18/02/2017
The Notebook
Se oyó un trueno ensordecedor y cayó otro chaparrón. Allie oyó la lluvia en el tejado, el chisporroteo de la leña mientras las llamas temblorosas iluminaban la habitación. Miró por la ventana y vio cómo el cielo gris se aclaraba apenas por un segundo. Al cabo de un instante, oyó otro trueno. Esta vez más cercano.
Tomó una manta del sofá y se sentó sobre la alfombra, frente al fuego. Cruzó las piernas, se envolvió con la manta en la posición más cómoda posible, y contempló las llamas danzarinas. Noah volvió, la miró y se sentó junto a ella. Apoyó dos vasos en el suelo y sirvió el whisky. Fuera, el cielo se oscureció aún más.
Otro trueno, esta vez más fuerte. La tormenta rugía con furia, los vientos formaban torbellinos con el agua.
—Es una señora tormenta —comentó Noah mirando las hileras de gotas que caían verticalmente sobre los vidrios de las ventanas.

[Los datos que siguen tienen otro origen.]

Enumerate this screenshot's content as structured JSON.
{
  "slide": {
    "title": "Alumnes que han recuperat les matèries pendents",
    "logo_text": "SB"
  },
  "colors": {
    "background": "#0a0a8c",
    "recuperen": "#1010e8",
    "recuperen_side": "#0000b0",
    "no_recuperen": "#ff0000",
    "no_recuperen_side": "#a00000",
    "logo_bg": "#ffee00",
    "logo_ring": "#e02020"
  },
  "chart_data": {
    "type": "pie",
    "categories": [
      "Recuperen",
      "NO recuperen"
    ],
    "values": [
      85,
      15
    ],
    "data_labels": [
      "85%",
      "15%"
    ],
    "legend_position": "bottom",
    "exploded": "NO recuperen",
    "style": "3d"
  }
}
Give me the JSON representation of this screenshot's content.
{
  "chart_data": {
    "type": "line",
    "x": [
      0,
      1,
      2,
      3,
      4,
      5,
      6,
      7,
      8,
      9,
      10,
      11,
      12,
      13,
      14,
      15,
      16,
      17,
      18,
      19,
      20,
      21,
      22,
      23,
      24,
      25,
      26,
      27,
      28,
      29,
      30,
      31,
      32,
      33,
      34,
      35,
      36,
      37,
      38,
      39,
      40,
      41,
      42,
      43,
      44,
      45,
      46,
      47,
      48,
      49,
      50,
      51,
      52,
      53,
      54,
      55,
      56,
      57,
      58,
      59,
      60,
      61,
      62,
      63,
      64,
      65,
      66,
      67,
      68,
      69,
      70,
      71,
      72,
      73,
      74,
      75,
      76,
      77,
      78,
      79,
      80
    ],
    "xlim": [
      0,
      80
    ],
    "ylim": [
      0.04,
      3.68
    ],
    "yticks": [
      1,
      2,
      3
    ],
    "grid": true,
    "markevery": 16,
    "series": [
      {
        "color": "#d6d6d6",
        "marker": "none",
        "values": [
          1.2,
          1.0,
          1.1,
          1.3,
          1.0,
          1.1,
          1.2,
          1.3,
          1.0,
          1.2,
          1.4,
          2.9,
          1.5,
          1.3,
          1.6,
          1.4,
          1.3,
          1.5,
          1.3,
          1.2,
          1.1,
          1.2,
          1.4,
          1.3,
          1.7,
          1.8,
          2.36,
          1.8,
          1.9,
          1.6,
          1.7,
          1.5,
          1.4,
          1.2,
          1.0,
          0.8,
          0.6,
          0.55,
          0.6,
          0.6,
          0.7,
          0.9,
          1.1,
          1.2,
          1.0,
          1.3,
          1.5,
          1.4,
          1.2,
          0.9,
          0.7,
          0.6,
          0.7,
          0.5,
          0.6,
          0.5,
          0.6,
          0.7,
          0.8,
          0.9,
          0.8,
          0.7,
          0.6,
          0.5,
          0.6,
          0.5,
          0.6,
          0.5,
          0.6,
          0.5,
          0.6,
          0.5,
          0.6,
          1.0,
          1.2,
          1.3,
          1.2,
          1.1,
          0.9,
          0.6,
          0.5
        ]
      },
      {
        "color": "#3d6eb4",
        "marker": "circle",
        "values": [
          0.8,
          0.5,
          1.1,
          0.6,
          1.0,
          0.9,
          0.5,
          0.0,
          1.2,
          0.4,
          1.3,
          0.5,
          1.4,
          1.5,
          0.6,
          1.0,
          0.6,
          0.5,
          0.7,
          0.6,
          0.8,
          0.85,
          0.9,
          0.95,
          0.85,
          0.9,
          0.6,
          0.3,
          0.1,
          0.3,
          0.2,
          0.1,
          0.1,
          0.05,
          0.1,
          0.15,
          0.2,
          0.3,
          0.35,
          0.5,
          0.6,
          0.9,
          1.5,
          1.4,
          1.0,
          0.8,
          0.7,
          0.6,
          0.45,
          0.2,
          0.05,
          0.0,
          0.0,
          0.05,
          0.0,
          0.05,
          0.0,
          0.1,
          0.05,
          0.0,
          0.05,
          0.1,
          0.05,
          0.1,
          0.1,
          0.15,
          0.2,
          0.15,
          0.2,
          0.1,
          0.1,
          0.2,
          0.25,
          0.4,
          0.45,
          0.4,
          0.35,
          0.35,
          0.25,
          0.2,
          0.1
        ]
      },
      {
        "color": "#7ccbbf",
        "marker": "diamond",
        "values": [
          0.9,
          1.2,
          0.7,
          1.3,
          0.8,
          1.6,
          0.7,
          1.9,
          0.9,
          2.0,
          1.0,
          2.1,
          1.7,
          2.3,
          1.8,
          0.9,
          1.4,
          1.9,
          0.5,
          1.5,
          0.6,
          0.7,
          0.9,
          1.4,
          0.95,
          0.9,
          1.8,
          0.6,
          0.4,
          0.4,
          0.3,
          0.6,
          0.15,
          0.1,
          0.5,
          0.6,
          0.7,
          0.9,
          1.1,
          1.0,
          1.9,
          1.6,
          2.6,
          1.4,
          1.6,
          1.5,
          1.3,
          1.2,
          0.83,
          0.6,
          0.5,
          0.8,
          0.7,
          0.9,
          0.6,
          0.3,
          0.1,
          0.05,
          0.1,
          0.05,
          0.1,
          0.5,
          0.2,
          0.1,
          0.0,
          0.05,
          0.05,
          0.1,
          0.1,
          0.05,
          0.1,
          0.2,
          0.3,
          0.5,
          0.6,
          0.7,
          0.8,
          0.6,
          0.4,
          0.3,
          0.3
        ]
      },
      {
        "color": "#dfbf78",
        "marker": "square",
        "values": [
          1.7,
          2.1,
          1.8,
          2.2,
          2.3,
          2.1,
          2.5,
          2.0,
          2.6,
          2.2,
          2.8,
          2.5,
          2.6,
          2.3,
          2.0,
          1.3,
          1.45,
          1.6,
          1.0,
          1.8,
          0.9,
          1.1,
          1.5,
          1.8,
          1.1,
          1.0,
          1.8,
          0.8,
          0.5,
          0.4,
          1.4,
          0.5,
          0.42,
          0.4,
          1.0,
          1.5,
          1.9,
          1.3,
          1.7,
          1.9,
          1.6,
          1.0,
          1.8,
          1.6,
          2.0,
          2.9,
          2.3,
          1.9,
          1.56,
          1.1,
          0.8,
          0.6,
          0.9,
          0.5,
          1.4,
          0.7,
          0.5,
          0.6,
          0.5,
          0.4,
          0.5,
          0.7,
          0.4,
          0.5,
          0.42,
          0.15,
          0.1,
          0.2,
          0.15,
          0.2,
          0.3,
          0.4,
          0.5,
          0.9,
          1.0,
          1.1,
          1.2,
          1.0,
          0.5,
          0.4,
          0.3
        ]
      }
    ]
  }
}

Allie y él estaban muy cerca, aunque no se tocaban. Noah vio cómo el pecho de la joven se levantaba ligeramente con cada inspiración y volvió a fantasear con el contacto de su cuerpo, pero luchó contra aquellos pensamientos.
—Me gusta —aseguró ella bebiendo un sorbo de whisky—. Siempre me hangustado las tormentas eléctricas. Incluso cuando era pequeña.
—¿Por qué? —preguntó él por decir algo, por mantener la calma.
—No sé. Siempre me han parecido románticas.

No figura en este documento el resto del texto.